Sketch of an Open Source Data Repository

Feb 02, 2005

One of the largest obstacles to creating effective data-mining software is the scarcity of good data sets. If good data sets were easily available to people on the web, I think it's likely that more people would come up with innovative data mining applications. Some data sets that I would like to see:

Stock Data: I've been looking for a good repository of stock data (on and off) for quite a while, and I've yet to find one.
Del.icio.us Data: How cool are the possibilities with a big del.icio.us data dump? Has anyone created one? You could graph cliques of users, find similar tags, find tag misspellings, or do a hundred other interesting things with the data.
Audioscrobbler Data: Audioscrobbler publishes a data dump (available here; it relates users of the audioscrobbler system to the songs that they listen to.
Scientific Data: Often, experiments generate more data than the researchers who run the experiment can handle. Opening scientific data sets could provide some interesting results due to the "many eyes" syndrome.
Game Data: There are hundreds of data sets of IRC poker games, internet chess games, internet go games, and other games just waiting to be gathered in one central location.
Literary Data: The Gutenberg Project makes over 6000 books available in text on the web, but they are not in a data-mining-friendly format. If tagged appropriately, it could be trivial for me to graph comma frequency rates over the last 100 years to see if they changed, or maybe even do something interesting.
Internet Data: Different collections of websites - corporate websites, academic websites, random collections of websites.
Open Source Code: Koders has shown that searching open source code can be valuable; certailnly interesting statistics could be derived from a large collection of open source code.

Problems

I can imagine several practical problems with such a data source. First is copyright; assuring that the site had a copyright for so much data would be a daunting task. Perhaps the responsibility for the copyright could be held by the submitter?

The format of the data would also be an interesting problem. To make the data worthwhile, it would likely have to be constrained to some known subset of well-documented data formats. It would require a fairly large effort to convert existing data to an acceptable format, and verify that the data is in the correct format.

Documenting the meaning of the data contained in the files would also be a daunting challenge, requiring a fairly large effort. If the repository contained a lot of data, but nobody knew what it meant, it would be worhless.
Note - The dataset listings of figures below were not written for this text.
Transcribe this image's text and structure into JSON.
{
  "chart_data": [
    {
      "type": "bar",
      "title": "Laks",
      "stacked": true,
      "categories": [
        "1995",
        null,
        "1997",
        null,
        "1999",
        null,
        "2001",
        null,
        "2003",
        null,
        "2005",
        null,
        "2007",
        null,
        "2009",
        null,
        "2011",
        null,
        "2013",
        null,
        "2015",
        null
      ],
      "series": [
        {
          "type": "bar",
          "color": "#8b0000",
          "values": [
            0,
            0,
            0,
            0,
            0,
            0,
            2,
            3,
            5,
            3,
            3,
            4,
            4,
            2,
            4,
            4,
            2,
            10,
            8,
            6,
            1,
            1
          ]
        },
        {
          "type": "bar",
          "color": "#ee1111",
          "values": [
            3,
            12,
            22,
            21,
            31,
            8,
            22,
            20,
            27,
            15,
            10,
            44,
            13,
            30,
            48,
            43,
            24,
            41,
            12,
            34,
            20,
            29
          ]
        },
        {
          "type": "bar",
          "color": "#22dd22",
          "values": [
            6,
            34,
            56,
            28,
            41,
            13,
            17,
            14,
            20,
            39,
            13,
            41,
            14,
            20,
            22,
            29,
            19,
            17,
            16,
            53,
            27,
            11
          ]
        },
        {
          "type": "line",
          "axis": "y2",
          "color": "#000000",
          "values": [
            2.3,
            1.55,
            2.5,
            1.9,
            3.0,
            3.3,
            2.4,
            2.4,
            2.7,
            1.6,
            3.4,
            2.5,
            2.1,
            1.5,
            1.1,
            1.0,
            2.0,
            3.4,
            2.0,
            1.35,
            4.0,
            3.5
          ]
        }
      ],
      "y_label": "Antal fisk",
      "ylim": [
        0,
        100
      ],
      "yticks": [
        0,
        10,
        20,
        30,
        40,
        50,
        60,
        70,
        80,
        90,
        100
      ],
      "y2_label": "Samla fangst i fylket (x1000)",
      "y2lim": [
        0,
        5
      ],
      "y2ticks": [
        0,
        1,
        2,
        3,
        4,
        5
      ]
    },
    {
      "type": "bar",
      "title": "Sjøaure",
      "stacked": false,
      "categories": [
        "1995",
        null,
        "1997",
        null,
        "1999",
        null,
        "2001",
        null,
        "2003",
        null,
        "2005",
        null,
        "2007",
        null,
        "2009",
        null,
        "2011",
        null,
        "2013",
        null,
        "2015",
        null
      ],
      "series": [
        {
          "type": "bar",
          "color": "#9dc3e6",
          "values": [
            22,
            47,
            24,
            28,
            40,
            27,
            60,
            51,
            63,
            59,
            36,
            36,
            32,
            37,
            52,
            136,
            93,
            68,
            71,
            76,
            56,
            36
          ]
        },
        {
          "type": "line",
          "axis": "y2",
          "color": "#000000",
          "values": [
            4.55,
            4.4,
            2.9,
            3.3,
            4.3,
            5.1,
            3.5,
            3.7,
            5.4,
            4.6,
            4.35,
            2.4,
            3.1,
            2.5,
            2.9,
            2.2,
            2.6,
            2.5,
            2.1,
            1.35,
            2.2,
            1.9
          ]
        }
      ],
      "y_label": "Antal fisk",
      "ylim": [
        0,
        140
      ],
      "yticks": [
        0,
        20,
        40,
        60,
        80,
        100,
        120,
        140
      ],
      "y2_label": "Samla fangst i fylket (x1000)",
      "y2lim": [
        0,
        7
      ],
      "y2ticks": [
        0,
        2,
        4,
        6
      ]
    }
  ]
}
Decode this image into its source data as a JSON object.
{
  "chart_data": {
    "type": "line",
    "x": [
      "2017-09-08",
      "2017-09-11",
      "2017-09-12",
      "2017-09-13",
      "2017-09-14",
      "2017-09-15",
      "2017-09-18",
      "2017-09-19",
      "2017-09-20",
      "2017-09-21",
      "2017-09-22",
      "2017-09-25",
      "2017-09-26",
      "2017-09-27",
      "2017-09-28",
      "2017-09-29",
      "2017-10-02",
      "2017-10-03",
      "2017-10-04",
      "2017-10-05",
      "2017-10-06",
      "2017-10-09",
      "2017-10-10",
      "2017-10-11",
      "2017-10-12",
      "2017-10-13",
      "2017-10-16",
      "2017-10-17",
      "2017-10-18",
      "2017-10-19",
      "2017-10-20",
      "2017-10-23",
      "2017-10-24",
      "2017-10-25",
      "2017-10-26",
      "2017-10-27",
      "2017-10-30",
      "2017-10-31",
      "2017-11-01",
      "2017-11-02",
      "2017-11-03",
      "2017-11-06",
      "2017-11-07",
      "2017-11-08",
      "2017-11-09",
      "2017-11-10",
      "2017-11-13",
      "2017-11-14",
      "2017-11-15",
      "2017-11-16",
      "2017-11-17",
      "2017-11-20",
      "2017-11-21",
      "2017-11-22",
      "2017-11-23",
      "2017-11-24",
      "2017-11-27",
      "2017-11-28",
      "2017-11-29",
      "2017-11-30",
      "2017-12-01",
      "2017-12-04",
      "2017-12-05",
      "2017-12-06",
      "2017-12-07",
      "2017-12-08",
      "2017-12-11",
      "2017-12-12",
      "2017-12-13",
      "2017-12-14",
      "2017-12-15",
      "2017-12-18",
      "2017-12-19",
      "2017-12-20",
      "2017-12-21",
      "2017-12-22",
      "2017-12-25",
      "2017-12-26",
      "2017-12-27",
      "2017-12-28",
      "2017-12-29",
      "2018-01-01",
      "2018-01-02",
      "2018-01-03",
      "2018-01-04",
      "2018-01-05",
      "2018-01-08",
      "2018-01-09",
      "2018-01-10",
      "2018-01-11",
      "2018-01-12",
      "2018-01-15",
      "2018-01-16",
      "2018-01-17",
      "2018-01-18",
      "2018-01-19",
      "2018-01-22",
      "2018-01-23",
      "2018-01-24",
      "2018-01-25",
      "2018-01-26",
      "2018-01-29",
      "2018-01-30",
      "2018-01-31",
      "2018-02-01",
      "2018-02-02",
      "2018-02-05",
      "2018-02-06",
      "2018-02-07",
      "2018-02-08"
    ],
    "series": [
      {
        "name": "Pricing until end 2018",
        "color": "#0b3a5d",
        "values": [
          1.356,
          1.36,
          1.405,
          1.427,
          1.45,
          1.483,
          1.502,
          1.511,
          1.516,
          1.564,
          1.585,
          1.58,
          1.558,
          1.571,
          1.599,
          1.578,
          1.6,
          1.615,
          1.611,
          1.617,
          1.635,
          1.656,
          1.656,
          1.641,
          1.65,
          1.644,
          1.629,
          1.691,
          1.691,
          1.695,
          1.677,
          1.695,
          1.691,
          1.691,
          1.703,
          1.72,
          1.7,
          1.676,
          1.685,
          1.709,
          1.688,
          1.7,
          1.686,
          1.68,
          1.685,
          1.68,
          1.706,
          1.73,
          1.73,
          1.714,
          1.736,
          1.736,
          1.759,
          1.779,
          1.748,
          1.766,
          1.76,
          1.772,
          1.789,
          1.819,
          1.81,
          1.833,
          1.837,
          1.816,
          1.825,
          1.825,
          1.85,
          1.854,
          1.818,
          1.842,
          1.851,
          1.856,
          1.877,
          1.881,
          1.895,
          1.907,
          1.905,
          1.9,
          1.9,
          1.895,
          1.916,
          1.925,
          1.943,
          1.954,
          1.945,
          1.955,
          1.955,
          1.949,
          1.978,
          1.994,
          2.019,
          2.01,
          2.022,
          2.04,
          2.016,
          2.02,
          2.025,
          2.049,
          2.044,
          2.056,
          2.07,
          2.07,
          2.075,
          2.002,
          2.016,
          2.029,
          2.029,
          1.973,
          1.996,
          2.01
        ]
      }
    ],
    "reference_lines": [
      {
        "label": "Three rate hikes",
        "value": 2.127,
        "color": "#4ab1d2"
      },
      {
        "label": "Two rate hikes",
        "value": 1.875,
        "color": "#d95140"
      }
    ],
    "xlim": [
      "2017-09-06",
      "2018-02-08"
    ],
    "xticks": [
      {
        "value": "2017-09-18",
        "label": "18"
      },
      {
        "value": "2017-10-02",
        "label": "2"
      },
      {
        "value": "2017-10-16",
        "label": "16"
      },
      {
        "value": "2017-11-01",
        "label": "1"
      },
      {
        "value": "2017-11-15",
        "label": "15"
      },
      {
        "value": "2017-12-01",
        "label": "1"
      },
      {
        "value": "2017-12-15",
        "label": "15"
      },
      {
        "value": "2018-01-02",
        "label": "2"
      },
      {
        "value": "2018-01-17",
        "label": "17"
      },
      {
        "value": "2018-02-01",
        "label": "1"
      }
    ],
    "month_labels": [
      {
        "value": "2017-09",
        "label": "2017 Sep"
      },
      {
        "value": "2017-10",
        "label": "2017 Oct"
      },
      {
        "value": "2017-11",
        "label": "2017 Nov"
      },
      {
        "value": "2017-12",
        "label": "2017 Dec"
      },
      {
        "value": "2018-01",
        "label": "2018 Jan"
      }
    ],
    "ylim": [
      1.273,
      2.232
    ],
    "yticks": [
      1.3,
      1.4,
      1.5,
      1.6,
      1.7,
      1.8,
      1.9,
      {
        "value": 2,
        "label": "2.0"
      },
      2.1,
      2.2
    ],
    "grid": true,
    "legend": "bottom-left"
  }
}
Finally, the site's success would be a part of its problem. Transferring large data sets over the internet would create a hell of a bandwidth bill. Finding a way to deal with this bill - through donations, advertising, or perhaps a fee for use of the site - would be crucial to its success.

Conclusions

The value of such a website is, in my mind, undeniable. If you could build a community of users around it, I believe that novel applications of data-mining techniques would inevitably arise. While administrative problems would be significant, the success of such large open sites as Sourceforge and Wikipedia leads me to believe that it's a conceivable project.